In a half-plane, bounded by a line \(r\), equilateral triangles \(S_1, S_2, \ldots, S_n\) are placed, each with one side parallel to \(r\), and their opposite vertex is the point of the triangle farthest from \(r\). For each triangle \(S_i\), let \(T_i\) be its medial triangle. Let \(S\) be the region covered by triangles \(S_1, S_2, \ldots, S_n\), and let \(T\) be the region covered by triangles \(T_1, T_2, \ldots, T_n\). Prove that \[\text{area}(S) \leq 4 \cdot \text{area}(T).\]

Consider a sequence $\{a_n\}$ of integers, satisfying $a_1=1, a_2=2$ and $a_{n+1}$ is the largest prime divisor of $a_1+a_2+\ldots+a_n$. Find $a_{100}$.

Let $ABC$ be an acute triangle and $D, E, F$ are the midpoints of $BC, CA, AB$, respectively. The circle with diameter $AD$ intersects the lines $AB$ and $AC$ at points $P$ and $Q$ , respectively. The lines through $P$ and $Q$ parallel to $BC$ intersect $DE$ at point $R$ and $DF$ at point $S$, respectively. The circumcircle of $DPR$ intersects $AB$ at $X$, the circumcircle of $DQS$ intersects $AC$ in $Y$, and these two circles intersect again point $Z$. Prove that $Z$ is the midpoint of $XY$.
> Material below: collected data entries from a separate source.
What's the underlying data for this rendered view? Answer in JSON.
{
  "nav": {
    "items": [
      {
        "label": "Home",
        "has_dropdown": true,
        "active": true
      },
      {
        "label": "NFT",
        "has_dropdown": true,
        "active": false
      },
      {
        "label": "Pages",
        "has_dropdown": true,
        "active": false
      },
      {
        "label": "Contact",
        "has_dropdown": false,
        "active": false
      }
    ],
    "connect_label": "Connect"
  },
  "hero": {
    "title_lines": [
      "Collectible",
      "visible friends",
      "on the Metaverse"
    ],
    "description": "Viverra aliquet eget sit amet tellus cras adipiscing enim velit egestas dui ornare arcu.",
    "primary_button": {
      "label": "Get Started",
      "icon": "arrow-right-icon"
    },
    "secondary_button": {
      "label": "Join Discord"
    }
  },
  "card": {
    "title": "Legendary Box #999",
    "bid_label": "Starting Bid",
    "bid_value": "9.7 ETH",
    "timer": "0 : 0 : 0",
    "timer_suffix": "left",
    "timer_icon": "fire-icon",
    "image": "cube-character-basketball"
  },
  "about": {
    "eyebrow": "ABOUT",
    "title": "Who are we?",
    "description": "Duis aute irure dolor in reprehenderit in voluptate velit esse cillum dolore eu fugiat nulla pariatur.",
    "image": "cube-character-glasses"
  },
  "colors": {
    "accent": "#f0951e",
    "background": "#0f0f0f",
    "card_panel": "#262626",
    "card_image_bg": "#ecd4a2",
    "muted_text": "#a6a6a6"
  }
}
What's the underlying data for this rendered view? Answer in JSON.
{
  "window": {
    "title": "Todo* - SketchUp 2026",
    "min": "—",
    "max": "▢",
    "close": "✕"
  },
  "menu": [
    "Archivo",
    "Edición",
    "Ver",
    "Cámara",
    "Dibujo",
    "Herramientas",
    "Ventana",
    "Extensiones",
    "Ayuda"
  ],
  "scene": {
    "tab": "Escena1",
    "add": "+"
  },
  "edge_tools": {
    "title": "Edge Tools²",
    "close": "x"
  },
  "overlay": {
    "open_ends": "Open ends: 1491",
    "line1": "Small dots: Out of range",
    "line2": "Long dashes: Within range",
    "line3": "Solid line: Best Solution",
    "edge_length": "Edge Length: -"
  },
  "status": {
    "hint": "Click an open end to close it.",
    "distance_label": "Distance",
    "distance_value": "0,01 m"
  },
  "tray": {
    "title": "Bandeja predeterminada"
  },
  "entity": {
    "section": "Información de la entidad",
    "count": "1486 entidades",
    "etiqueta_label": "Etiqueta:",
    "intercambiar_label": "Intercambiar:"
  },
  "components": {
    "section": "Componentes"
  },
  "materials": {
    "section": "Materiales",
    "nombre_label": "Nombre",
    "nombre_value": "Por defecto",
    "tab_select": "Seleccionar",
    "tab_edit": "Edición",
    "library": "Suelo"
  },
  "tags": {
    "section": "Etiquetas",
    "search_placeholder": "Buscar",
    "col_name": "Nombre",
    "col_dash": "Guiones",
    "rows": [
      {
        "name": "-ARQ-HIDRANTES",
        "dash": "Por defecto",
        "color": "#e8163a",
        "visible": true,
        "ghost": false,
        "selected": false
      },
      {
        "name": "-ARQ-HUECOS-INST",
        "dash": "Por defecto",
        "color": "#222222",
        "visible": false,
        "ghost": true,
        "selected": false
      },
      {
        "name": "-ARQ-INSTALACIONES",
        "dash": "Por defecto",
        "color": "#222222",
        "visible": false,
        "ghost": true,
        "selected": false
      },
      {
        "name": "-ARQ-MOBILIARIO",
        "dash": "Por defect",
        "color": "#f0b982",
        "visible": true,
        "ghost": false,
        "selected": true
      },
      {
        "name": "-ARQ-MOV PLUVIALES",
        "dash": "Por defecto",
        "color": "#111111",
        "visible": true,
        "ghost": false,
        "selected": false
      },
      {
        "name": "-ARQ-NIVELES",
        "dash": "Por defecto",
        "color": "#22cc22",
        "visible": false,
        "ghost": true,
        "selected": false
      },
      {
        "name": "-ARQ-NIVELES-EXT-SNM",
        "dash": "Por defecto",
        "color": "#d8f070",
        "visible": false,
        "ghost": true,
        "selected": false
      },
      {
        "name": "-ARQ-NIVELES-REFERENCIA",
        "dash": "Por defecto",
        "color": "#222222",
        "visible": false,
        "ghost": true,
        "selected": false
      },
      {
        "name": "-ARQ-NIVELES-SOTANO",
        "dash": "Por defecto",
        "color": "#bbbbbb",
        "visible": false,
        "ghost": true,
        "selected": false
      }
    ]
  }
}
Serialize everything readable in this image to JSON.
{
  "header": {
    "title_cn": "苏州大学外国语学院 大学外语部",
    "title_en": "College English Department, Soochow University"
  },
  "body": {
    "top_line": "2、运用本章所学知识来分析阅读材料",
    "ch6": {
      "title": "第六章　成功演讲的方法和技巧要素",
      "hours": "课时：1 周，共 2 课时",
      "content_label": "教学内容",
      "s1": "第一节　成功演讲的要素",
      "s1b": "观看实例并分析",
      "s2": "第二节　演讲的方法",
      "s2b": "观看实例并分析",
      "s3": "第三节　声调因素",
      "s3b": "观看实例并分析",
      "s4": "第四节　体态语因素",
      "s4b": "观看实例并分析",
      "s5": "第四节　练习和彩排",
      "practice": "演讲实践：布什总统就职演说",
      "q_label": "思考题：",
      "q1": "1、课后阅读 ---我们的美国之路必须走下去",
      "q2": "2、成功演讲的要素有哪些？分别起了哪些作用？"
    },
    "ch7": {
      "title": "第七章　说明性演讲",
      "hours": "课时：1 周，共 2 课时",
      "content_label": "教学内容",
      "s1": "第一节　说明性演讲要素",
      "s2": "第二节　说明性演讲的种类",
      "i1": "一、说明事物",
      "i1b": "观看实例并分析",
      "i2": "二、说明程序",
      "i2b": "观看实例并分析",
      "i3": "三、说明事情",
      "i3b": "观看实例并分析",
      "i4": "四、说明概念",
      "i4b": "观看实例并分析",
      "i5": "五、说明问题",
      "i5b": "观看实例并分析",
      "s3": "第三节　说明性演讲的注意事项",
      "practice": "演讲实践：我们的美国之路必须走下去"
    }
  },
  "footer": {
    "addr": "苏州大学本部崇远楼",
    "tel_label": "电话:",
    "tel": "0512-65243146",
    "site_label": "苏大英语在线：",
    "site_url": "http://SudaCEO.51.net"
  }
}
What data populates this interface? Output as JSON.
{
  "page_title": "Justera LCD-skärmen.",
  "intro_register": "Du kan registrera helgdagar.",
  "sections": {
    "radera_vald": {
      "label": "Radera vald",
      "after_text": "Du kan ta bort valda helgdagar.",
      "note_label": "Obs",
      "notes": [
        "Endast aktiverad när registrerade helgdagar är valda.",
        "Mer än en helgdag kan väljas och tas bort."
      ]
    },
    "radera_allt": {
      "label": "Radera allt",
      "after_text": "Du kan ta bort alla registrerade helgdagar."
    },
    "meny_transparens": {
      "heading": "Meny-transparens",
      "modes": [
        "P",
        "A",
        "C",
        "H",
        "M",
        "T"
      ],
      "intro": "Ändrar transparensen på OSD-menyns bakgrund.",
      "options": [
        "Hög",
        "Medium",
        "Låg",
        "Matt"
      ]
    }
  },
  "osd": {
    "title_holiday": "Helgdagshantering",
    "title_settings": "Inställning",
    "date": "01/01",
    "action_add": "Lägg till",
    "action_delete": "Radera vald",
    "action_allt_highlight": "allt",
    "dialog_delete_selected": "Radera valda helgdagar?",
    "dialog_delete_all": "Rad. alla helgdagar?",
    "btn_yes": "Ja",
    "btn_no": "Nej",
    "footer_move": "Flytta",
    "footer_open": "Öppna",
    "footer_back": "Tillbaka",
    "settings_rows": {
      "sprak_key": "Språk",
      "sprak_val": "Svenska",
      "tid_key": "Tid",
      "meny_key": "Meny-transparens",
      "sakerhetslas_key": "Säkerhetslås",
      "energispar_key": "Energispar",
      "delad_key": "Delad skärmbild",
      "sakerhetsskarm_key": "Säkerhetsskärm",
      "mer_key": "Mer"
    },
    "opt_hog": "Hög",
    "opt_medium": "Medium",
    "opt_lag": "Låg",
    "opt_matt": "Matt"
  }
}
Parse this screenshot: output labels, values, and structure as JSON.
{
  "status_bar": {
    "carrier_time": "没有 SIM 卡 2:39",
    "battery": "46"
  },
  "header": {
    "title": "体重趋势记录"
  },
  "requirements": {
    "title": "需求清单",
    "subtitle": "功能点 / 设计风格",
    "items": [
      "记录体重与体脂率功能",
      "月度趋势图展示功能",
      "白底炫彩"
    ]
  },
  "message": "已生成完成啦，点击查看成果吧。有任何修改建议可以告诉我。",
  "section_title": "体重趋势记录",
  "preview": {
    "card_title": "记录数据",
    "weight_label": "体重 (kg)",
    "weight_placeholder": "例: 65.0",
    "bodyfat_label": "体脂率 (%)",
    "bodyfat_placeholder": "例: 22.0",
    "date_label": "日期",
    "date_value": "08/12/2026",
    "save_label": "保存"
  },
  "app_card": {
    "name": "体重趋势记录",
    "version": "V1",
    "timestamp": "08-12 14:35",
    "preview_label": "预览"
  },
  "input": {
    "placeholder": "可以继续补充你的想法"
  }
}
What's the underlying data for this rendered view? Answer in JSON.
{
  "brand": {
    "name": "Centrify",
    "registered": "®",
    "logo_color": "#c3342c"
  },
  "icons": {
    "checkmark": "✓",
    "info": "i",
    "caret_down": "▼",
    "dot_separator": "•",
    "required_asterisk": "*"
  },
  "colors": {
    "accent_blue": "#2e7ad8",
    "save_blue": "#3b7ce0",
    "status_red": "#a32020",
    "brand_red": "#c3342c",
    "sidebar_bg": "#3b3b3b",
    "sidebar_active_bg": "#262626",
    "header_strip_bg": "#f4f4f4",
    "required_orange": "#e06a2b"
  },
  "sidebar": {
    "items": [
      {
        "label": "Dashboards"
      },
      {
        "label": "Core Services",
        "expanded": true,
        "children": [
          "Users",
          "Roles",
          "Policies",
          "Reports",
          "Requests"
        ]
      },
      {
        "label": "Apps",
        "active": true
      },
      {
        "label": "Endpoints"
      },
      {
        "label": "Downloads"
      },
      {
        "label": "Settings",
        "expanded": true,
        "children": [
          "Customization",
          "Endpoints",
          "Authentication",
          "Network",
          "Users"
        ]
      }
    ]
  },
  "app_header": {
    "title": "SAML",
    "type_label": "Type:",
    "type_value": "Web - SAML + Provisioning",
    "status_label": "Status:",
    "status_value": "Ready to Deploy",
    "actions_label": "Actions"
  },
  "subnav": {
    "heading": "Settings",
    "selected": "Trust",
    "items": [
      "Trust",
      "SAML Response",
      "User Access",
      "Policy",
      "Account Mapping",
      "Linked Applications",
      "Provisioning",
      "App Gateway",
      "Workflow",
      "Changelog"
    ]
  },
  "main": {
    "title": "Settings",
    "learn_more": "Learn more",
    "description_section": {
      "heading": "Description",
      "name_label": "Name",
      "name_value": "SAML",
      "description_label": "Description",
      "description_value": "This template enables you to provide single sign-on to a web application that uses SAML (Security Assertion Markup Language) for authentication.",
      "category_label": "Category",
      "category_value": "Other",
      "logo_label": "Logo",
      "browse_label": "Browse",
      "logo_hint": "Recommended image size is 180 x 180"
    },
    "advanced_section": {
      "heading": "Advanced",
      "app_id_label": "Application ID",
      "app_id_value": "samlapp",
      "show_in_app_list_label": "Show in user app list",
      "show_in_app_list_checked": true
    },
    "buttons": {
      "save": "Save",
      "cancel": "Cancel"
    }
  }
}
Let $x_1, x_2, \ldots, x_n$ be positive reals; for any positive integer $k$, let $S_k=x_1^k+x_2^k+\ldots+x_n^k$. (a) Given that $S_1<S_2$, show that $S_1, S_2, S_3, \ldots$ is strictly increasing. (b) Prove that there exists a positive integer $n$ and positive reals $x_1, x_2, \ldots, x_n$, such that $S_1>S_2$ and $S_1, S_2, S_3, \ldots$ is not strictly decreasing.